- This topic has 4 replies, 5 voices, and was last updated by Valerie Sanchez.
- January 16, 2024 at 1:10 pm #33118
Some of the strategies I would utilize to provide age and developmentally appropriate care for a pre-pubertal child and their family include:
- Recognize that each child is unique, and there is no one-size-fits-all approach. Tailor communication based on the child’s age, maturity, and the parents’ preferences.
- Select an appropriate time and space where this family can focus on the information with minimal distraction and a sense of safety/privacy.
- Use clear, simple language and avoid medical jargon. Provide information in a way that the child can understand.
- Utilize visual aids to help illustrate any appropriate concepts
- Acknowledge that discussing fertility preservation may evoke emotions. Offer empathy and provide a supportive environment for them to express their feelings.

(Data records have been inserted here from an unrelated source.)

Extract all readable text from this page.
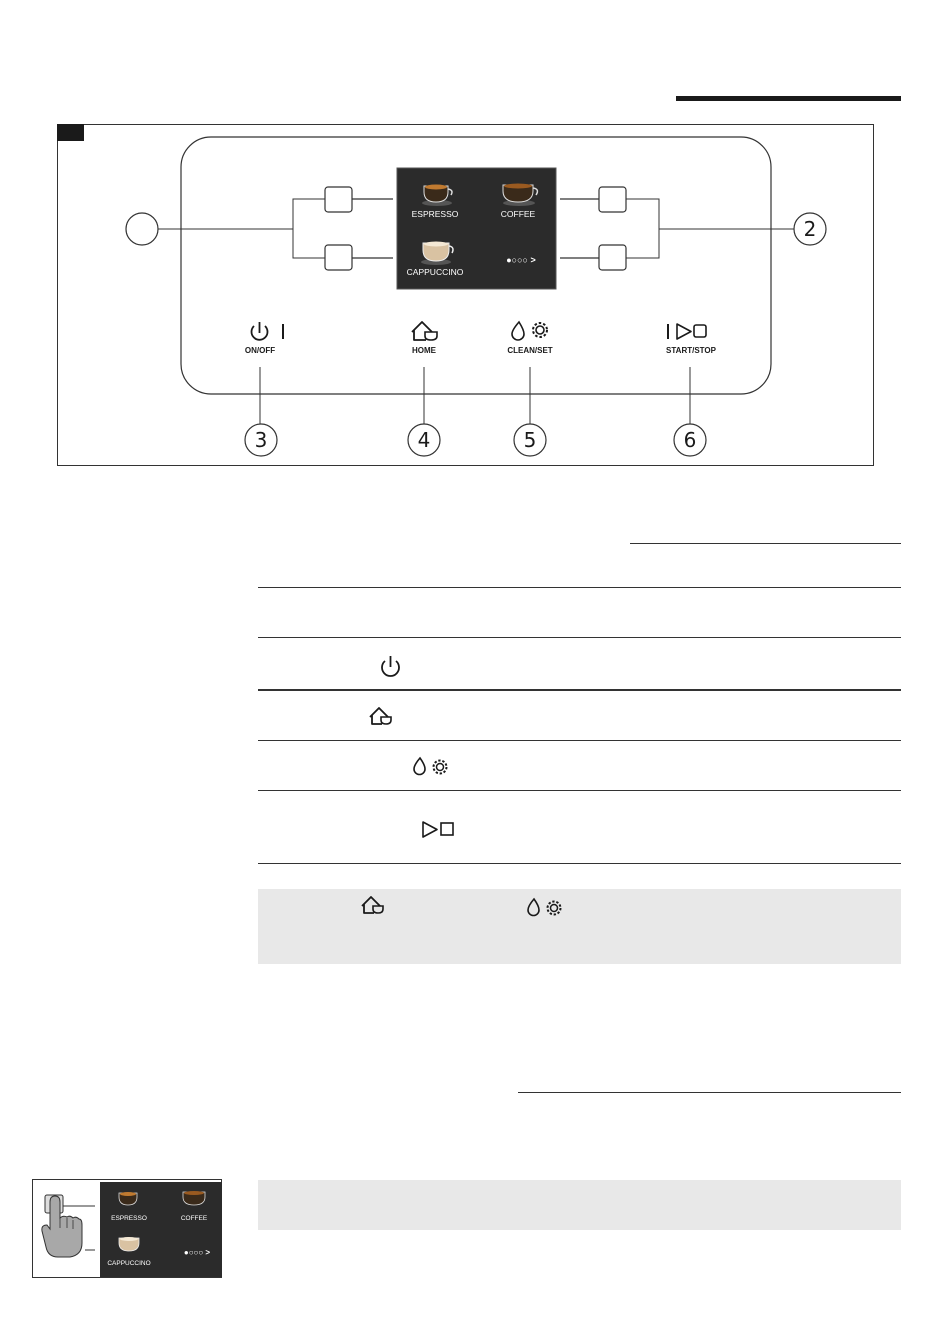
ESPRESSO	COFFEE
CAPPUCCINO
●○○○ >
2
ON/OFF
3
HOME
4
CLEAN/SET
5
START/STOP
6
ESPRESSO	COFFEE
CAPPUCCINO
●○○○ >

- Be mindful of the family’s cultural and spiritual beliefs by incorporating these aspects into the discussion where appropriate.
- January 18, 2024 at 8:00 am #33131
I agree with the points that you make to implement patient-specific care. In the reading this week it mentions a scale that can be used to assess the child’s values and feelings towards fertility. This might help providers be more comfortable addressing the topic as it is pre-set questions. I think it is also important to involve the parents and perhaps have them fill out the scale as well (separately). The time of diagnosis is overwhelming and not an appropriate time to delve into details. I think as mentioned in this week’s case study, it’s important to broach the topic and send the family home with some reading about options and agree to circle back. At a later appointment, more in depth discussions can occur and referrals made to start the fertility process. I think bringing an age-appropriate child psychologist into the discussion is also helpful if the child is hesitant to discuss their feelings about the topic.
- January 22, 2024 at 11:50 am #33187
I agree with both of you and that patient specific care is required. I do think that along with a child psychologist that using Child Life Specialist to assist with delivering age and developmentally appropriate information to the child would prove useful.
- January 22, 2024 at 1:59 pm #33192
I think using a child life specialist is a great idea and not something that I have used yet. I think this would be great for patients in the age range who may be too young to sign assent but old enough to give verbal assent.
- January 23, 2024 at 10:55 am #33217
I agree with the strategies Katherine set out for age and developmentally appropriate care. I would also add a child Life specialist to the team. Not only will they provide age and developmentally appropriate education, but they would also assist the parents as well.